Something I noticed in our interactions is that we kinda skip over the small talk about uni and work and go straight to the things that have been on our minds and heart… it was like an endless flow of conversation and if there was ever a lull, it didn’t take much to get back into rhythm again… no matter how much time has passed, there’s no awkwardness or distance… again, this is just pure, distilled sisterhood that no money could ever buy… it’s a gift from above that I treasure so much. Without a doubt she’s already got a spot in my bridal party whenever that day shall be :P.
The day of birth led me to another realisation… I guess I never wanted to admit it but there’s a fondness that will unlikely fade, even with time… but it is because of that fondness, that I’ll have to keep my distance… it’s like the recovering alcoholic… he’ll always have the fondness for the drink but he knows that if he gives in only a little bit, he’ll take more steps back than forward…and that’s all I have to vaguely say on that subject :P.
On the day I turned another year older, I also announced a decision I didn’t think I would be making… at least not anytime soon and definitely not on my birthday. But in a way, I felt it was kind of symbolic… I guess as one chapter ends, another begins… as one door closes, another opens… and sometimes you have to let go of one thing, in order to grab onto something new. I’ve learnt that when God asks you lay something down at His feet, it’s because He has something better in mind for you… not necessarily because it was ‘better’ than what you had before, but because it’s time to move on and He’s taking you in a different direction. Sometime the right decision is the hardest decision, but in all of it, God is sovereign and in control and He will not let the feet of those who love him slip.

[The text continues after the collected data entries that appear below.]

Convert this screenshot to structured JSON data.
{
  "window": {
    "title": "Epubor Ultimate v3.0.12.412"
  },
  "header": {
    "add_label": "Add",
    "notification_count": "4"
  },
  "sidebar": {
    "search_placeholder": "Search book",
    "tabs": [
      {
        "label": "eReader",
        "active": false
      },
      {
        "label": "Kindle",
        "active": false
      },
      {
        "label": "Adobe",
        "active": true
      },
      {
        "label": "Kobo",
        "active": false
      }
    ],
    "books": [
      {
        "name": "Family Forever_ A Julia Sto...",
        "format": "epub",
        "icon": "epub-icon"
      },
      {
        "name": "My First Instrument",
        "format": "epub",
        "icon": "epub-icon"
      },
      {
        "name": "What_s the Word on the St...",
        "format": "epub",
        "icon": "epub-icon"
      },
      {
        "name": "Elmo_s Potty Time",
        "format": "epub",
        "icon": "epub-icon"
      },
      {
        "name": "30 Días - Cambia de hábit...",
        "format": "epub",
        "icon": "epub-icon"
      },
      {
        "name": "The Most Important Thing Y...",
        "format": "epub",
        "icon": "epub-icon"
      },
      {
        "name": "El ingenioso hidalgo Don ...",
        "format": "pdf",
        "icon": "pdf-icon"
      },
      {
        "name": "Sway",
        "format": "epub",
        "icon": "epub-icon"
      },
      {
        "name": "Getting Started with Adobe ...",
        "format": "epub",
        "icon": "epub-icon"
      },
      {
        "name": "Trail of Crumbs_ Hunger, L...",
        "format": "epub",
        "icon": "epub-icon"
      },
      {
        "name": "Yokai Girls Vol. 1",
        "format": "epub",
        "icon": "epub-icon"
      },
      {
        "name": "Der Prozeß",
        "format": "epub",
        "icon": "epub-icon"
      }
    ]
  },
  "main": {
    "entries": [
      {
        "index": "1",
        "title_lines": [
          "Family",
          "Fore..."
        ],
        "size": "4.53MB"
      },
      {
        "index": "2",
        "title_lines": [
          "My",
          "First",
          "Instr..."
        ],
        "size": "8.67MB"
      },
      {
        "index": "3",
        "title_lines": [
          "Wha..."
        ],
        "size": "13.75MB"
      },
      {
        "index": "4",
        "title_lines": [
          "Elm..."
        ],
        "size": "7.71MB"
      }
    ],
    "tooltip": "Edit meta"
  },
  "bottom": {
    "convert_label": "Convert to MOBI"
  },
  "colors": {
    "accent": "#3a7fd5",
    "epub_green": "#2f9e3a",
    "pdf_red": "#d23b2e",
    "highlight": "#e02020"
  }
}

‘Twas then a quiet night in with the ‘rents eating, ‘Bor Bee’ (Hokkein traditional dish- should post photos… later)… hadn’t had it for ages and it definitely felt like comfort food for the heart, soul, mind and body :).
Still much celebrating ahead but this 22 years and 1 day old girl must get some shut-eye…
P.S. I thought I should just add that the feature picture with this post was not my birthday cake… just something random from Google Images because I was too lazy to upload my mini cake at the time :).